Northern Ireland unionists – mostly Protestants – are furious that their British identity has been undermined.

I happened to be in Belfast a few days after Mr Johnson met the then Irish prime minister Leo Varadkar in 2019 and announced this new arrangement. Unionist friends were astonished and appalled. One said Mr Johnson had “thrown 100 years of Ulster unionism into the Irish Sea". The UK Prime Minister then went on to sign the agreement, which sealed the terms under which his country left the EU, and enshrined this new border arrangement legally in "the Northern Ireland Protocol".

Now Mr Johnson is trying to tear up a deal he himself created, reneging on what is an international agreement and – many lawyers insist – in effect breaking the law. Mr Johnson’s legal advisers insist otherwise. Whatever your views on the protocol – and mine always were that it was a catastrophe waiting to happen – the Johnson government has already unsettled Northern Ireland’s uneasy peace and led to the prospect that the newly elected Parliament in Stormont will collapse.

The Biden administration and prominent US Congress members are alarmed. So is the Irish government. So is the EU. And despite Mr Johnson telling British voters that he would "get Brexit done", it is clearly not done, since he is trying to renegotiate it.

If things were not so serious – possibly putting lives at risk from violence in Northern Ireland – it would almost be comic. The very people who campaigned for Brexit – Mr Johnson, his Conservative party friends and the hardliners of Northern Ireland’s Democratic Unionist Party – now loathe the Brexit that they demanded, constructed, negotiated and agreed.

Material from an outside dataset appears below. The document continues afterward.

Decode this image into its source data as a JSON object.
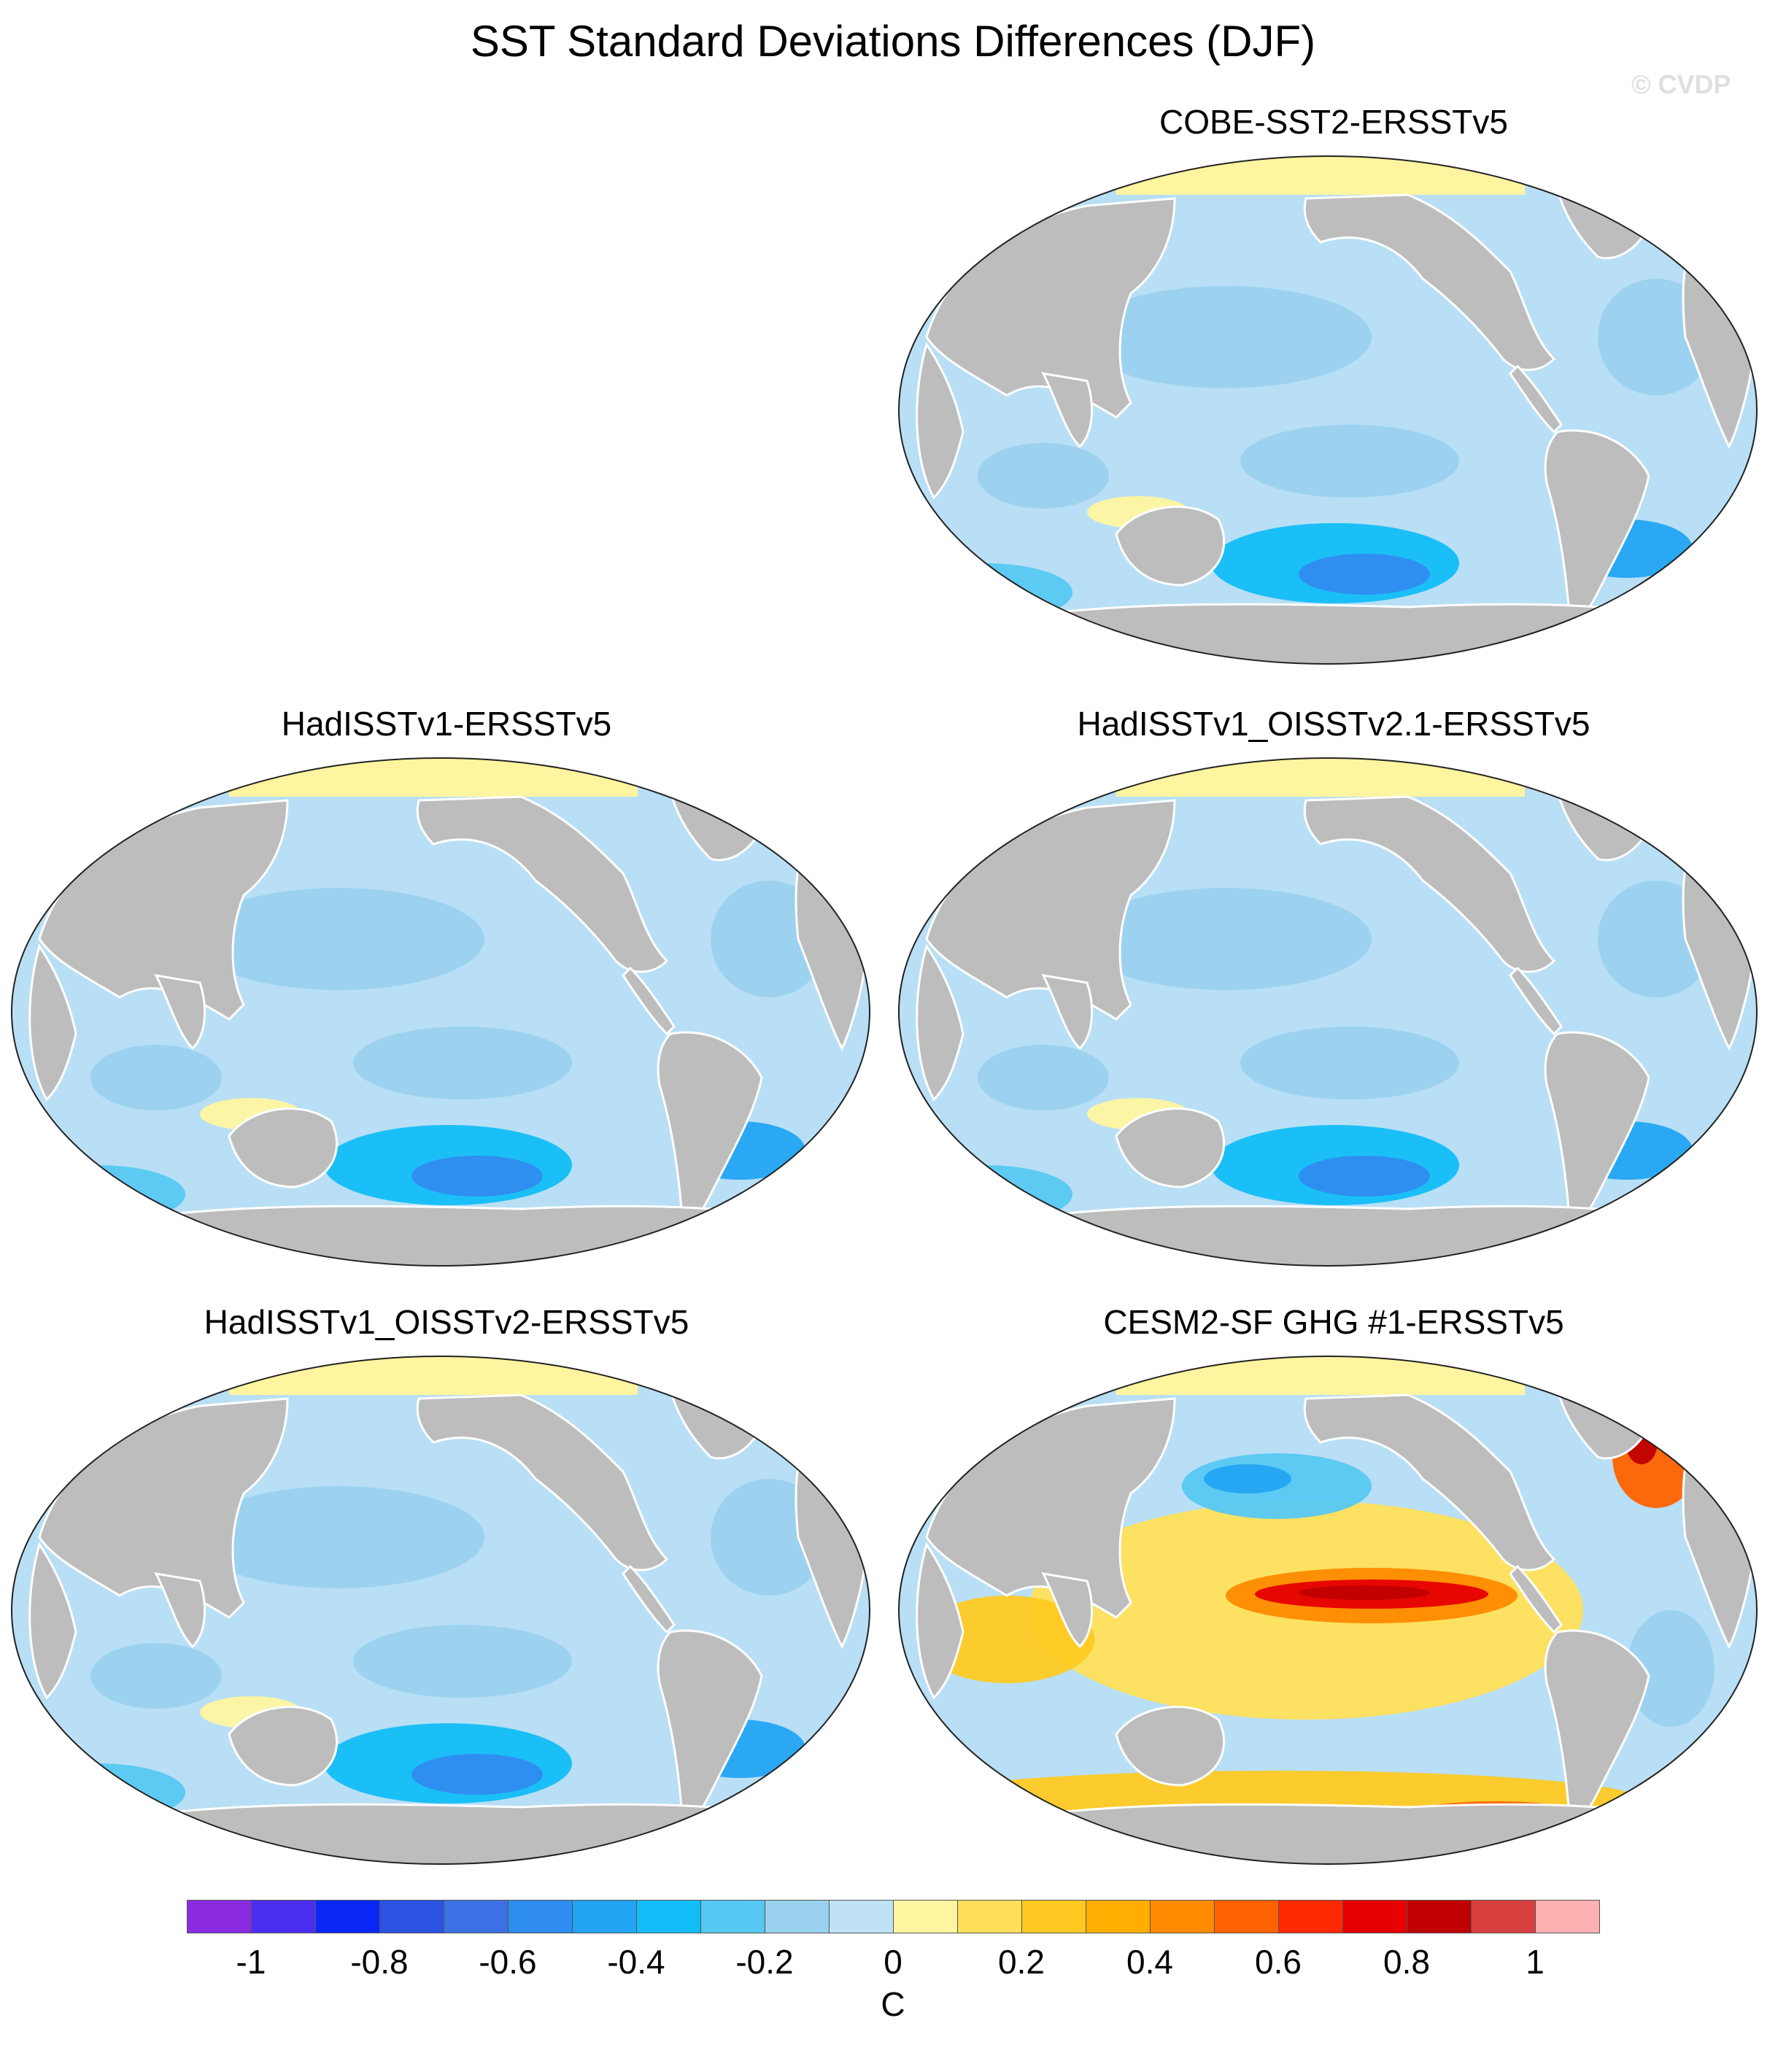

Those of us who for years pointed out the obvious dangers of Brexit can say "we told you so", but that is no consolation. The history of Northern Ireland shows we are never far from a few hotheads prepared to resort to violence after being stirred up by blundering politicians. The past 25 years have seen many good things: peace, stability and economic improvement. Marriages between Catholics and Protestants are much more common. My friends in Northern Ireland want to get on with their lives in peace.

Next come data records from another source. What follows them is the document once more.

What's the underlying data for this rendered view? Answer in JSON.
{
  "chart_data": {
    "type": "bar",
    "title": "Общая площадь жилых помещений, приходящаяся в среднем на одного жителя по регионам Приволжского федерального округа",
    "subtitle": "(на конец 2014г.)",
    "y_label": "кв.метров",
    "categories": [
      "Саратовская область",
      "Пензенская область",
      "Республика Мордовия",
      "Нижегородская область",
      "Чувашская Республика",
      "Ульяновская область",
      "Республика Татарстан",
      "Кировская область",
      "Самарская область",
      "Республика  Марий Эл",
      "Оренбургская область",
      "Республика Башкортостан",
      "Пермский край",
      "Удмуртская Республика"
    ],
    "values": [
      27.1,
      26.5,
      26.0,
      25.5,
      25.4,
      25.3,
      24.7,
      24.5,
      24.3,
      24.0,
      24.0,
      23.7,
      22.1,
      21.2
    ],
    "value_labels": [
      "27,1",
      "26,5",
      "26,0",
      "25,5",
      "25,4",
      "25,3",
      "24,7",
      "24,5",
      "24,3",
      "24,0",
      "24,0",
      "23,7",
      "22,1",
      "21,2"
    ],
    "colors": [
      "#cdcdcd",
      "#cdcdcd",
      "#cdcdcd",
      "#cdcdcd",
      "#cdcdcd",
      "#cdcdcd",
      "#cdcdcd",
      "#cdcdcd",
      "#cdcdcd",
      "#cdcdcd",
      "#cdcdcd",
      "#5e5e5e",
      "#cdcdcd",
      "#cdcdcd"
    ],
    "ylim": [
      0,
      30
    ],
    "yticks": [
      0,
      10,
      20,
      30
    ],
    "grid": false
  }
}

However, the incompetence at Westminster over Brexit threatens lives and livelihoods, and the ill-tempered row over the legality of the Northern Ireland Protocol reminds me of the wisdom of the late American poet Carl Sandburg. To paraphrase what he once said: “When the facts are against you, you argue the law. When the law is against you, you argue the facts. When both are against you, you just argue.” Six years after the Brexit vote, Brexit is far from done. And the arguments now mean peace itself may be undone.